Everyone's favorite Brand New disciples come through with their very own version of The Devil and God Are Raging Inside Me. This is their magnum opus, combining all their greatest strengths into one album. The intensity can get downright frightening ("Bask", "Mitama"), while the beauty can also be breathtaking ("Birdless Cage", "Worry If You Want"). Fans of dark, heavy alt-rock with mysterious atmospheres and themes based in folklore, spirituality, and existentialism should make this a priority immediately.
3Ben Howard
Noonday Dream

I've rarely seen an album cover/title combination so aptly define the music it contains. Noonday Dream is a spellbinding collage of hazy, dry afternoon heat. It's a very ambient experience, relying on instrumental atmospheres to transport the listener. The record deftly yet unpredictably weaves between all things earthly and ethereal, resulting in everything from the cutting electric guitars of 'A Boat to an Island on the Wall' to 'Murmurations' - a song about isolation that retreats so far inward that it practically emerges into another realm. To see him go from Starbucks art like Every Kingdom to something like this is almost unbelievable.
Nearer My God

On the heels of the very understated Dealer, Nearer My God sees Foxing go all-out. This is grandiosity and epicness thrown into a blender with influences ranging from Brand New/Modest Mouse/Band of Horses to Muse, and rather surprisingly, it actually works. Themes of the end of the world abound, the record is driven by an intense urgency, and the near-maniacal vocal delivery helps to sell it - as do the incredible guitar solos on "Lich Prince" and "Lambert". This album is a soundtrack to the sinking titanic that is our modern society.

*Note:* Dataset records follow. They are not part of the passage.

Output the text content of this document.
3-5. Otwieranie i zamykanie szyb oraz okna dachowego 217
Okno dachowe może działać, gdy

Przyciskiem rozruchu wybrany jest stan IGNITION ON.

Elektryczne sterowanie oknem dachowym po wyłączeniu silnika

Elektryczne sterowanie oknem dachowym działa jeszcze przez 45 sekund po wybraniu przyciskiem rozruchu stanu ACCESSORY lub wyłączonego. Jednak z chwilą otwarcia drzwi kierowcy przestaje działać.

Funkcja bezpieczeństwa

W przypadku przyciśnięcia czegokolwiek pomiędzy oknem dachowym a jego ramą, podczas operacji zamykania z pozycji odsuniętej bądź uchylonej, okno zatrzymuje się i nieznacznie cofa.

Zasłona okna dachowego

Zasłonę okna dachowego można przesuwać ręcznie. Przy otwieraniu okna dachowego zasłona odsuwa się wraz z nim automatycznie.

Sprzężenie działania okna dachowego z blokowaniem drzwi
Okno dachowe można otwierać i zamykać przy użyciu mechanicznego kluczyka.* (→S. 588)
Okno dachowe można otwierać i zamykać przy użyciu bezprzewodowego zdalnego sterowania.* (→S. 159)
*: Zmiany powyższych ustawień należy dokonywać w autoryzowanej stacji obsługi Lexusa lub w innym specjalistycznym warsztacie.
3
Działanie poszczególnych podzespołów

mewithoutYou's greatest album - yep, even better than Brother, Sister. This takes the intensity that was displayed during certain moments of Pale Horses, corrects the foggy production, and blasts it across an entire album. Weiss' lyrics are more cryptic than ever, but also better. The melodies are as catchy as they've ever been, even amidst the mayhem. mewithoutYou ultimately close out their careers with the downright frightening "Michael, Row Your Boat Ashore" - a glimpse into the mind of someone actively having a mental breakdown. This swept away 2018's top spot, and it was never even really close.